Researchers say the center will expand economic opportunities in Arkansas by establishing partnerships with technology companies in the state, creating new biotech startups in northwest Arkansas and providing mentorship, training and employment to faculty, prospective students and biomedical technicians.
The center will have three research cores:
- Imaging and spectroscopy, directed by Narasimhan Rajaram, associate professor of biomedical engineering, which will provide non-invasive measures of metabolism in cells, tissues and animals. It will also offer spectroscopy, confocal and wide-field imaging services.
- Bioenergetics, directed by Shilpa Iyer, assistant professor of biological sciences, which will provide guidance and services to measure cellular respiration using a live-cell metabolic flux analyzer. It will also provide support for analyzing mitochondrial dynamics and oxidative stress in 2D-3D disease models, using flow cytometry and high content screening platforms.
- Data science, directed by Justin Zhan, professor in the Department of Computer Science and Computer Engineering, which will provide support for advanced analytics, including various artificial intelligence approaches to understanding large imaging, metabolic, genomic and proteomic datasets.

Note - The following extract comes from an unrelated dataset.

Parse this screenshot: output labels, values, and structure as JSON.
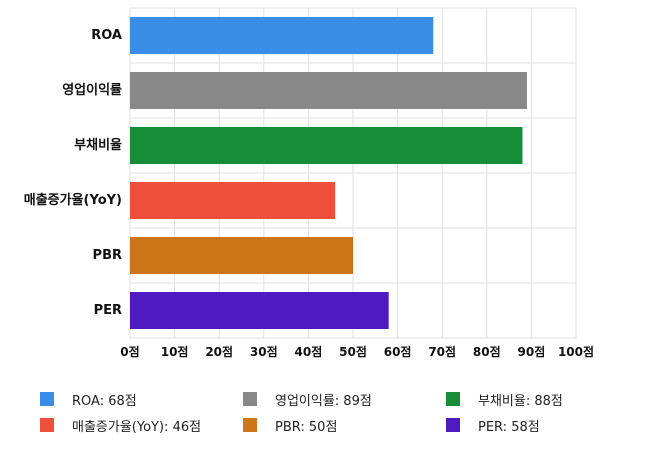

The center will also house four research projects led by junior faculty members:
- Young Hye Song, assistant professor of biomedical engineering, will evaluate the role of metabolism in tumor innervation and metastasis.
- Chenguang Fan, assistant professor of biochemistry, will study the phosphorylation of enzymes involved in cancer metabolism.
- Adam Paré, assistant professor of biological sciences, will study relationships between cell signaling and mitochondrial dynamics.
- Isabelle Racine Miousse, assistant professor of biochemistry and molecular biology at UAMS, will evaluate the effect of dietary manipulation on cancer therapy.